His wife Manjula, who has seen him at work during their 48 years together, says his curiosity and interest in what was happening around was insatiable. “Till recently he would call ordinary people home and interview them for hours, on their life and work. His mind was always active and always sharp.”

Bose was on many panels where he brought his unusual perspective into the deliberations, not least at the Independent Commission of Development and Health. As Pronab Sen, chairperson of National Statistical Commission, remarked: Bose was extraordinarily imaginative, the kind of person who made a deep impression on economists and the way they think about development. His interests though ranged far and wide, and women’s empowerment and health issues were top of the mind issues for Bose. Quality health care for the poor deserves the highest priority from the government, but in all our Five-Year Plans, health is put under the social sector and, therefore, given low priority. “Why can’t health be put under the economic sector just like the production of cement and steel?” he would ask.

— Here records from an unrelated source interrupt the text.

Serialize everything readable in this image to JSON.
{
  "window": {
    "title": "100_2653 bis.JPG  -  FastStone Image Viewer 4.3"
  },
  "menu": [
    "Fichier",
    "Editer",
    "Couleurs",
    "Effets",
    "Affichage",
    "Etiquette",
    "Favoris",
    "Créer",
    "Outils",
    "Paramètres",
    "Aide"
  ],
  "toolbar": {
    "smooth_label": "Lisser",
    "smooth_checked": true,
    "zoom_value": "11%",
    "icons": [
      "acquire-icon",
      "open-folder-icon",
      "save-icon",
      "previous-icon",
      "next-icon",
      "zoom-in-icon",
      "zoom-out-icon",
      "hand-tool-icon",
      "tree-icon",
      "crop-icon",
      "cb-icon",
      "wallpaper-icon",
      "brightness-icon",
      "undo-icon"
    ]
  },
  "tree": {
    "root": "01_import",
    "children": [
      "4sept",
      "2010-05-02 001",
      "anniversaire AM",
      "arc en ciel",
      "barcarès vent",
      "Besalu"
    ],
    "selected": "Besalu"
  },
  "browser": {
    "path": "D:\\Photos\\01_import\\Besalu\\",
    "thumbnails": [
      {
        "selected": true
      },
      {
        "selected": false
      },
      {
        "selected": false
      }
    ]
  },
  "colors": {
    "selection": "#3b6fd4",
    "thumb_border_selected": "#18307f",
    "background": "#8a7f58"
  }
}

The Kolhapur-born Bose pioneered the study of population at IEG’s Population Research Centre which he headed for decades and brought the problem centre stage when he coined the famous acronym BIMARU for the problem states of Bihar, Madhya Pradhesh, Rajasthan and Uttar Pradesh. It was these northern states which accounted for more than 40 per cent of the population—he deliberately left out Odisha because it was a small state—and where fertility rates were extremely high. BIMARU, which means sick in Hindi, is still part of the common lexicon for the Hindi heartland. Bose argued that the efforts to contain population should continue to focus on these states.

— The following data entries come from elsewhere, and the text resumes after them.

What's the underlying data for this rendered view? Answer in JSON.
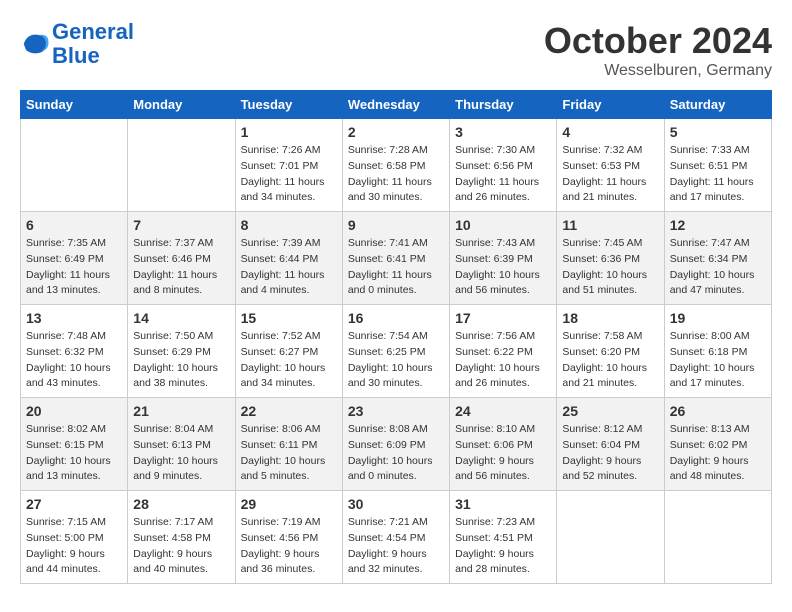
{
  "logo": {
    "line1": "General",
    "line2": "Blue"
  },
  "title": "October 2024",
  "location": "Wesselburen, Germany",
  "days_of_week": [
    "Sunday",
    "Monday",
    "Tuesday",
    "Wednesday",
    "Thursday",
    "Friday",
    "Saturday"
  ],
  "weeks": [
    [
      {
        "day": "",
        "empty": true
      },
      {
        "day": "",
        "empty": true
      },
      {
        "day": "1",
        "sunrise": "Sunrise: 7:26 AM",
        "sunset": "Sunset: 7:01 PM",
        "daylight": "Daylight: 11 hours and 34 minutes."
      },
      {
        "day": "2",
        "sunrise": "Sunrise: 7:28 AM",
        "sunset": "Sunset: 6:58 PM",
        "daylight": "Daylight: 11 hours and 30 minutes."
      },
      {
        "day": "3",
        "sunrise": "Sunrise: 7:30 AM",
        "sunset": "Sunset: 6:56 PM",
        "daylight": "Daylight: 11 hours and 26 minutes."
      },
      {
        "day": "4",
        "sunrise": "Sunrise: 7:32 AM",
        "sunset": "Sunset: 6:53 PM",
        "daylight": "Daylight: 11 hours and 21 minutes."
      },
      {
        "day": "5",
        "sunrise": "Sunrise: 7:33 AM",
        "sunset": "Sunset: 6:51 PM",
        "daylight": "Daylight: 11 hours and 17 minutes."
      }
    ],
    [
      {
        "day": "6",
        "sunrise": "Sunrise: 7:35 AM",
        "sunset": "Sunset: 6:49 PM",
        "daylight": "Daylight: 11 hours and 13 minutes."
      },
      {
        "day": "7",
        "sunrise": "Sunrise: 7:37 AM",
        "sunset": "Sunset: 6:46 PM",
        "daylight": "Daylight: 11 hours and 8 minutes."
      },
      {
        "day": "8",
        "sunrise": "Sunrise: 7:39 AM",
        "sunset": "Sunset: 6:44 PM",
        "daylight": "Daylight: 11 hours and 4 minutes."
      },
      {
        "day": "9",
        "sunrise": "Sunrise: 7:41 AM",
        "sunset": "Sunset: 6:41 PM",
        "daylight": "Daylight: 11 hours and 0 minutes."
      },
      {
        "day": "10",
        "sunrise": "Sunrise: 7:43 AM",
        "sunset": "Sunset: 6:39 PM",
        "daylight": "Daylight: 10 hours and 56 minutes."
      },
      {
        "day": "11",
        "sunrise": "Sunrise: 7:45 AM",
        "sunset": "Sunset: 6:36 PM",
        "daylight": "Daylight: 10 hours and 51 minutes."
      },
      {
        "day": "12",
        "sunrise": "Sunrise: 7:47 AM",
        "sunset": "Sunset: 6:34 PM",
        "daylight": "Daylight: 10 hours and 47 minutes."
      }
    ],
    [
      {
        "day": "13",
        "sunrise": "Sunrise: 7:48 AM",
        "sunset": "Sunset: 6:32 PM",
        "daylight": "Daylight: 10 hours and 43 minutes."
      },
      {
        "day": "14",
        "sunrise": "Sunrise: 7:50 AM",
        "sunset": "Sunset: 6:29 PM",
        "daylight": "Daylight: 10 hours and 38 minutes."
      },
      {
        "day": "15",
        "sunrise": "Sunrise: 7:52 AM",
        "sunset": "Sunset: 6:27 PM",
        "daylight": "Daylight: 10 hours and 34 minutes."
      },
      {
        "day": "16",
        "sunrise": "Sunrise: 7:54 AM",
        "sunset": "Sunset: 6:25 PM",
        "daylight": "Daylight: 10 hours and 30 minutes."
      },
      {
        "day": "17",
        "sunrise": "Sunrise: 7:56 AM",
        "sunset": "Sunset: 6:22 PM",
        "daylight": "Daylight: 10 hours and 26 minutes."
      },
      {
        "day": "18",
        "sunrise": "Sunrise: 7:58 AM",
        "sunset": "Sunset: 6:20 PM",
        "daylight": "Daylight: 10 hours and 21 minutes."
      },
      {
        "day": "19",
        "sunrise": "Sunrise: 8:00 AM",
        "sunset": "Sunset: 6:18 PM",
        "daylight": "Daylight: 10 hours and 17 minutes."
      }
    ],
    [
      {
        "day": "20",
        "sunrise": "Sunrise: 8:02 AM",
        "sunset": "Sunset: 6:15 PM",
        "daylight": "Daylight: 10 hours and 13 minutes."
      },
      {
        "day": "21",
        "sunrise": "Sunrise: 8:04 AM",
        "sunset": "Sunset: 6:13 PM",
        "daylight": "Daylight: 10 hours and 9 minutes."
      },
      {
        "day": "22",
        "sunrise": "Sunrise: 8:06 AM",
        "sunset": "Sunset: 6:11 PM",
        "daylight": "Daylight: 10 hours and 5 minutes."
      },
      {
        "day": "23",
        "sunrise": "Sunrise: 8:08 AM",
        "sunset": "Sunset: 6:09 PM",
        "daylight": "Daylight: 10 hours and 0 minutes."
      },
      {
        "day": "24",
        "sunrise": "Sunrise: 8:10 AM",
        "sunset": "Sunset: 6:06 PM",
        "daylight": "Daylight: 9 hours and 56 minutes."
      },
      {
        "day": "25",
        "sunrise": "Sunrise: 8:12 AM",
        "sunset": "Sunset: 6:04 PM",
        "daylight": "Daylight: 9 hours and 52 minutes."
      },
      {
        "day": "26",
        "sunrise": "Sunrise: 8:13 AM",
        "sunset": "Sunset: 6:02 PM",
        "daylight": "Daylight: 9 hours and 48 minutes."
      }
    ],
    [
      {
        "day": "27",
        "sunrise": "Sunrise: 7:15 AM",
        "sunset": "Sunset: 5:00 PM",
        "daylight": "Daylight: 9 hours and 44 minutes."
      },
      {
        "day": "28",
        "sunrise": "Sunrise: 7:17 AM",
        "sunset": "Sunset: 4:58 PM",
        "daylight": "Daylight: 9 hours and 40 minutes."
      },
      {
        "day": "29",
        "sunrise": "Sunrise: 7:19 AM",
        "sunset": "Sunset: 4:56 PM",
        "daylight": "Daylight: 9 hours and 36 minutes."
      },
      {
        "day": "30",
        "sunrise": "Sunrise: 7:21 AM",
        "sunset": "Sunset: 4:54 PM",
        "daylight": "Daylight: 9 hours and 32 minutes."
      },
      {
        "day": "31",
        "sunrise": "Sunrise: 7:23 AM",
        "sunset": "Sunset: 4:51 PM",
        "daylight": "Daylight: 9 hours and 28 minutes."
      },
      {
        "day": "",
        "empty": true
      },
      {
        "day": "",
        "empty": true
      }
    ]
  ]
}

Having been on various government committees, the demographer had no faith in the government’s ability to do anything and has been arguing that population control is best left to the people and to NGOs. The lack of education for the millions of young in the country was another sore point with Bose who worried that the demographic dividend that economists believed would accrue to India on account of its huge youth population would turn into a liability.

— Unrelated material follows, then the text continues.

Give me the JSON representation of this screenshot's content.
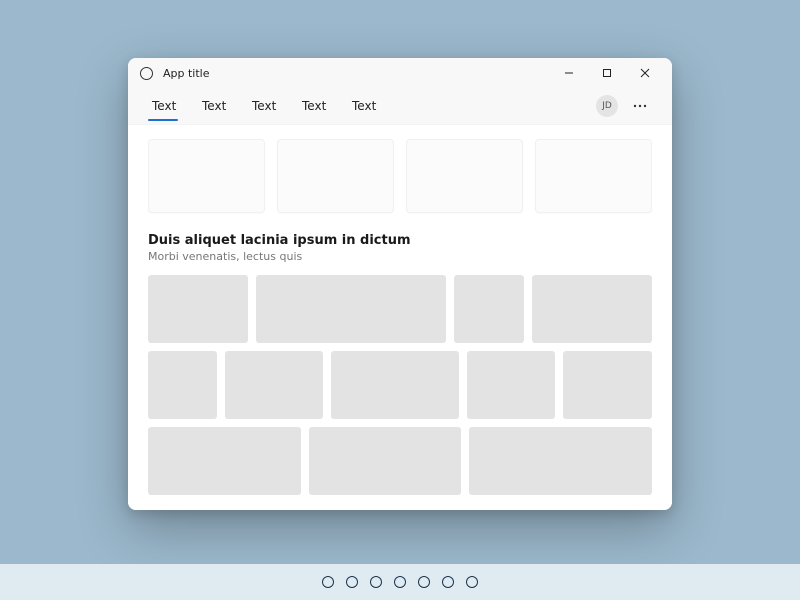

At a meeting last month, he ripped apart comfortable notions about the dividend, asking: “At what level are you discussing this dividend, at the national, at the state level?” For the man who counted India’s strengths and weakness, his caution was: even state level analysis of the figures are not useful. Studies should be made at the district and tehsil level and see what skills are appropriate.

India, he said, needs hundreds of strategies to tap youth power and not just one single national policy. He termed that mere blah blah. “We have to think small, not big.” As a demographer who did both and made it count, he will be missed.